Mas sobrou um par de sapatos pretos, uma valise onde ele levava seus papéis e poesias e uma camisa ainda impregnada com seu cheiro.
E eu me pegava procurando esses objetos, alisando a valise de couro preta, pegando nos sapatos usados e... cheirando a camisa onde ainda senti durante muitos dias, restinhos do cheiro cheio de lembranças do papai...
Outra saudade?
Foi depois da morte de minha mulher Vera Lúcia, num acidente de carro.
Vera era toda alegria e vida... E foi um baque não ter mais aquela pessoa alegre, companheira, ao meu lado.
Neste caso, já havia fotos e lembranças vivas: duas filhinhas gêmeas herdadas da Vera mas... e ela?
Seu rosto alegre? Seus gestos largos?
Daí, eu atravessava os dias e as ruas de São Paulo buscando rostos parecidos com o dela. Para matar, pelo menos, um pouco da saudade.
Aqui ou ali encontrava alguém com seus traços... E me peguei mais de uma vez seguindo, com medo, de longe, essas pessoas.
Houve uma vez que quase falei com uma moça, ali na Amaral Gurgel, sob o viaduto. Ia contar a história e me desculpar... Mas, na última hora, me faltou coragem.
E a saudade ruim, de forte foi sumindo, substituída por lembranças boas, agradáveis...
Depois foi a minha avó - a vó Dita - que se foi, com quase cem anos de idade.
Mas mesmo com tanto tempo de vida, deixou saudade forte.
Que eu matava buscando, na geladeira, de pouquinho em pouquinho, pedaços do doce de laranja que ela tinha preparado e mandado pra mim, dias antes de nos deixar...
Mamãe também se foi não há muito tempo. Mas é impressionante como eu ainda sinto sua presença, sua proximidade, sua influência.

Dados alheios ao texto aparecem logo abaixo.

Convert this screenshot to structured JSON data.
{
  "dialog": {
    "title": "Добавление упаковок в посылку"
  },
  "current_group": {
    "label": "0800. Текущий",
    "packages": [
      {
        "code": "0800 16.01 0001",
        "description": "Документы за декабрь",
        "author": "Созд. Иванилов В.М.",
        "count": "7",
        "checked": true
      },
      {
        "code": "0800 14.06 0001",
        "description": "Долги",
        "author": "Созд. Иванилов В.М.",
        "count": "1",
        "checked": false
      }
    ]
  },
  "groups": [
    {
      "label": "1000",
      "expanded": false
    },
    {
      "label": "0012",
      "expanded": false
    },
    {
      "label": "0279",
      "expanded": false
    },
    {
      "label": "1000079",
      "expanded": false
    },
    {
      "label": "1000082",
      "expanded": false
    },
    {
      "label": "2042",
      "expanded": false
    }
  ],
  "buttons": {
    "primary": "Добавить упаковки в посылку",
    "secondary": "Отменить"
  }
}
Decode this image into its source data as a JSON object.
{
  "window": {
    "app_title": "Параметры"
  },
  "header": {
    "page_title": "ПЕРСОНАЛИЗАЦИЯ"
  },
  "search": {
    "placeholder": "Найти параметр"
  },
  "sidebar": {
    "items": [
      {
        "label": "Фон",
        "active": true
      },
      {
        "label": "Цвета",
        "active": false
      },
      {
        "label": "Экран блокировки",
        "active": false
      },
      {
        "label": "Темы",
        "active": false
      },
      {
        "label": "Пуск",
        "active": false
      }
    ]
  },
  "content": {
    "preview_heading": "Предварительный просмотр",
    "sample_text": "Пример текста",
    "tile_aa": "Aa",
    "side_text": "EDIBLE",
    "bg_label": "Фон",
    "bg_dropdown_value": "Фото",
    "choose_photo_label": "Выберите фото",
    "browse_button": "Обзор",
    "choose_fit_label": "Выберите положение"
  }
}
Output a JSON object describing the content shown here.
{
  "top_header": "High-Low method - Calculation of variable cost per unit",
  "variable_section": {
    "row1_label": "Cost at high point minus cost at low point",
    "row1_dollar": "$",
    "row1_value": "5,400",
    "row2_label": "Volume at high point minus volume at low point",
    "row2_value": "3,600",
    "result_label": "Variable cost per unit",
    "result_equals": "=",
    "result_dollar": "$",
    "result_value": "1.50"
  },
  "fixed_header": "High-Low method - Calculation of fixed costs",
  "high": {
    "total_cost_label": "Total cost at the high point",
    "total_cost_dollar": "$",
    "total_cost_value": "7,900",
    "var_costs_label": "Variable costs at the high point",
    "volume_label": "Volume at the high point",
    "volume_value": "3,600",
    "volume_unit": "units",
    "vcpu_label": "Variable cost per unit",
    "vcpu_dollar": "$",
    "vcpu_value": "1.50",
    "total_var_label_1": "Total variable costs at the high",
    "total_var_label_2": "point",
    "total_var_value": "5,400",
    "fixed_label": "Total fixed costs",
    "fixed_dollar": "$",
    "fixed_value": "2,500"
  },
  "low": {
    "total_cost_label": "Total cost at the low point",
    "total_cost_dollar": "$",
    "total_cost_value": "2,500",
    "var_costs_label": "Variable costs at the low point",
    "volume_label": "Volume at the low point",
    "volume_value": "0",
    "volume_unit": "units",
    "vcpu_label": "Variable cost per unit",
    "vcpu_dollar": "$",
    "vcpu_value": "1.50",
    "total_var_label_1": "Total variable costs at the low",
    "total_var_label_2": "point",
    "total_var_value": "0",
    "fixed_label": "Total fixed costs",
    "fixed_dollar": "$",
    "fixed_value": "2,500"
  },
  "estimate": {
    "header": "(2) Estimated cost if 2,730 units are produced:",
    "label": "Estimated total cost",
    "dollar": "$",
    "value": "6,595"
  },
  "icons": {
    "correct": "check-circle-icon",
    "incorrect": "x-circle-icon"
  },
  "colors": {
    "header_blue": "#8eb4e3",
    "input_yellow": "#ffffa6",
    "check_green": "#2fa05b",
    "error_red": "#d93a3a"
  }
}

Tanto que a saudade que sinto dela é como a de uma ausência temporária, de como se ela tivesse saído para uma viagem e estivesse ao alcance de um telefonema, de um recado a ser mandado.
E talvez seja assim, mesmo...
Outras saudades?
Lógico que de namoradas, de mulheres que me amaram e foram amadas. E que se afastaram pelos descaminhos da vida.
Mas não tanto que suas lembranças não permaneçam como um legado de que o que vale, na vida, é amar.
É ter calor, carinho, ternura para oferecer. E manter as lembranças desses momentos.
São as saudades que contam, que valem... E que não são ruins.
Mesmo que permaneçam eternas...
Porque o tempo as torna mais doces.
Suportáveis...
Provas vivas de uma vida vivida com amor.